Крутой сюжет 1993, № 1 - Моргунов Владимир. Страница 54
Изображение сменилось, теперь в кадре был особняк, построенный в виде буквы «Г». Более длинное его крыло, одноэтажное, располагалось перпендикулярно дорожке, ведущей к нему от выездных ворот, и прикрывало бассейн во внутреннем дворике. Еще с двух сторон бассейн был прикрыт довольно высоким, аккуратно подстриженным кустарником. Со второго этажа на бассейн смотрела просторная лоджия.
— Да, — бесстрастно прокомментировал увиденное Ковригин, — вкус у босса есть, специфический, правда. Я бы сказал, что особнячок этот выстроен в стиле латиноамериканских диктаторов. Сколько соток у него усадебка эта, Витя?
— На сотки в данном случае мерить не приходится. Я так полагаю, гектар с гаком. Там вон, видишь, теннисный корт. Эти деревца — фруктовые. Молодые, правда, потому что сад недавно разбит.
— А это у него в одноэтажном крыле сауна, что ли?
— Скорее всего. Но сейчас будет главное — интересный посетитель.

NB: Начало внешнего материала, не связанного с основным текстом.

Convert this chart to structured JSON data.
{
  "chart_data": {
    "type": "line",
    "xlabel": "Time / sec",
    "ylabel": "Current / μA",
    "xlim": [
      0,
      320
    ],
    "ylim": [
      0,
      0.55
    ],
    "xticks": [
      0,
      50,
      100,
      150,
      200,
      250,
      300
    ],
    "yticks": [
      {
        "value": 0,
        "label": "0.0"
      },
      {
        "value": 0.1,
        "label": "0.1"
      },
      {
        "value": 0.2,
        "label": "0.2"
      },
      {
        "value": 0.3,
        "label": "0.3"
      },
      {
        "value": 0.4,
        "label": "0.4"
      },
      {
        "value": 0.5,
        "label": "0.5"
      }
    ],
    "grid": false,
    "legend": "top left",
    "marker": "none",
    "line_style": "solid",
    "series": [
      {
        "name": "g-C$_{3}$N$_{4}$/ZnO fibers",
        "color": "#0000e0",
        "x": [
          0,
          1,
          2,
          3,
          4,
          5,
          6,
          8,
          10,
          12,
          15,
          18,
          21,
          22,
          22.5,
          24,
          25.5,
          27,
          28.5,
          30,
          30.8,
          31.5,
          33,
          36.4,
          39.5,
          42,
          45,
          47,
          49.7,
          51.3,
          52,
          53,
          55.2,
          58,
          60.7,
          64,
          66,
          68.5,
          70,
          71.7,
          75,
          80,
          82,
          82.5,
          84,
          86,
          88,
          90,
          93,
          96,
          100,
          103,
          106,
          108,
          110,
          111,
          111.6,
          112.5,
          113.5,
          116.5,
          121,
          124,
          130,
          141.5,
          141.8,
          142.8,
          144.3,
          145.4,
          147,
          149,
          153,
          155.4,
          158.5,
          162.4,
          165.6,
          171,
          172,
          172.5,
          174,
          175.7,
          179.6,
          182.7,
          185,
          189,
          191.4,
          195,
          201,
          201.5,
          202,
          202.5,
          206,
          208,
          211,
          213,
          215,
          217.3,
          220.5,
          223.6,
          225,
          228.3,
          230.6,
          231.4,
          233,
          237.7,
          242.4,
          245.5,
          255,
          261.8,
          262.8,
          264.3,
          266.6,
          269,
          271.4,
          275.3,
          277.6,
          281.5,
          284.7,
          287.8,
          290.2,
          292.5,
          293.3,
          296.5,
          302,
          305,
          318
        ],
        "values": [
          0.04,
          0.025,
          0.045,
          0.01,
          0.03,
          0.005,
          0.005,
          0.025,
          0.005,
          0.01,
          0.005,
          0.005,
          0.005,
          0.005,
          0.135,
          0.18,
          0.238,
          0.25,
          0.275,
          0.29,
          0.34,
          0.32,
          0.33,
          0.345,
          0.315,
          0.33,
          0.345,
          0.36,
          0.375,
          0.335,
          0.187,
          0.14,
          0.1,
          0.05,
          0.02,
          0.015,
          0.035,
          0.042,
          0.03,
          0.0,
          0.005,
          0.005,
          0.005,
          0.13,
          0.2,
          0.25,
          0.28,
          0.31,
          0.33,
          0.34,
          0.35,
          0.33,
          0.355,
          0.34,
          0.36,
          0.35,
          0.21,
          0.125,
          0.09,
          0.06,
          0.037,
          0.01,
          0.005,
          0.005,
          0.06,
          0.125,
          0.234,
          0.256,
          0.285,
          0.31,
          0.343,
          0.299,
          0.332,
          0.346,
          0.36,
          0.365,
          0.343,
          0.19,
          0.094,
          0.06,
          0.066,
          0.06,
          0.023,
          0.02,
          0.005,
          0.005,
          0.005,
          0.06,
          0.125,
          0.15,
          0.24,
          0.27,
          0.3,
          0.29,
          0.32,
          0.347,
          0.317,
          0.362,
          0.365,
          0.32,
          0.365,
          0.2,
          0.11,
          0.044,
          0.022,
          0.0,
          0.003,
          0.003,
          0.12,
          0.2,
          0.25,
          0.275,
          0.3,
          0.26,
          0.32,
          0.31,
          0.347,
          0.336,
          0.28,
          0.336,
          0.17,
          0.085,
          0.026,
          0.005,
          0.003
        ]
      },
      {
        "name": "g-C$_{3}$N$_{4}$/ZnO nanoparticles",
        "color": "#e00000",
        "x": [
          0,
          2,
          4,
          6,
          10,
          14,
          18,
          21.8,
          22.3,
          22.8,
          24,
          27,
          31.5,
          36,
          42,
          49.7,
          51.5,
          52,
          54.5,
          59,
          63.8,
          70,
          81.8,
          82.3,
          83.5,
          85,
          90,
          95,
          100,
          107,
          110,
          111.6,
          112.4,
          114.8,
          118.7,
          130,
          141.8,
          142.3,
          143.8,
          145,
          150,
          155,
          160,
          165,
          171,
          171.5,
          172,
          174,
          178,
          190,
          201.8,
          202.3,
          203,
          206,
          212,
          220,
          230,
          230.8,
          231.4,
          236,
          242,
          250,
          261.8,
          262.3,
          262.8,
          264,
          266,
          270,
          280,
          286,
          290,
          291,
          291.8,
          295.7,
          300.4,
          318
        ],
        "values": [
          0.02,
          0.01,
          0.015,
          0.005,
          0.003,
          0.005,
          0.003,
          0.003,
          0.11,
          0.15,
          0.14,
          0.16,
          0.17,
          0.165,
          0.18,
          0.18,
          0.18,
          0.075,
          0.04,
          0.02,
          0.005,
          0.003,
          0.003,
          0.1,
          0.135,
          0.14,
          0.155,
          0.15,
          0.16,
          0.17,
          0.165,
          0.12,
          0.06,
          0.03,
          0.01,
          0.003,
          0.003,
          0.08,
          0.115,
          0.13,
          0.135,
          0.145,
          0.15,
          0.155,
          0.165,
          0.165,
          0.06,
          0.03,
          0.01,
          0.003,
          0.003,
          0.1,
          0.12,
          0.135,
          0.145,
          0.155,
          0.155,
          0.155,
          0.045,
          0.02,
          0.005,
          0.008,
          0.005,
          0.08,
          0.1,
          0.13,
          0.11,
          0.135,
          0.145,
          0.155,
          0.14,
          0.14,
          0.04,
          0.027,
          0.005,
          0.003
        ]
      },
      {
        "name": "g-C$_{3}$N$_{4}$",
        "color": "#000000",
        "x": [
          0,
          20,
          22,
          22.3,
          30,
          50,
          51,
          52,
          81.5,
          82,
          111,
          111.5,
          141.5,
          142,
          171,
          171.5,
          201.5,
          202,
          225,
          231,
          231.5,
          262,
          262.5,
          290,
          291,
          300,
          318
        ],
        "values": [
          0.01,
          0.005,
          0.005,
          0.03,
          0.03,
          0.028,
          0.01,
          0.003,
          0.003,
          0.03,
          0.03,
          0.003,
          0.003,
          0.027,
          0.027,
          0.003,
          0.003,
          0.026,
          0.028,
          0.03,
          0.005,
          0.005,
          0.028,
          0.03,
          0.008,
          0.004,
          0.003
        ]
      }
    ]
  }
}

Теперь Папулов сидел в лоджии в изящном кресле с легким стальным каркасом. Казалось просто удивительным, что кресло его выдерживает. На Папулове были шорты и светлая майка. Напротив его в таком же модерном кресле располагался мужчина, одетый несмотря на жаркое время года (июнь выдался как никогда), в строгий костюм. Мужчина сидел вполоборота к снимавшей его камере, Папулов — анфас.
— Где у тебя стоп-кадр, Витя? Ага. Серьезный мужик.
У «серьезного мужика» было тяжелое лицо и аккуратная прическа.
— Знакомый тип, — пробормотал Ковригин.
— Еще бы! Щенников, заместитель начальника областного УВД, — весело выдохнул Мосейкин.
— Хорошо-хорошо! А с какого расстояния ты их брал, Витя?
— Метров с восьмидесяти, — ответил за Рудюка Мосейкин.
Камера продолжала фиксировать беседующих долго — минут пять, не меньше. Потом изображение исчезло, пошла светлая рябь. Мосейкин и Рудюк молчали, загадочно улыбаясь.
— Я вас насквозь вижу, джентльмены, — наконец, произнес Ковригин. — Сюрприз подготовили?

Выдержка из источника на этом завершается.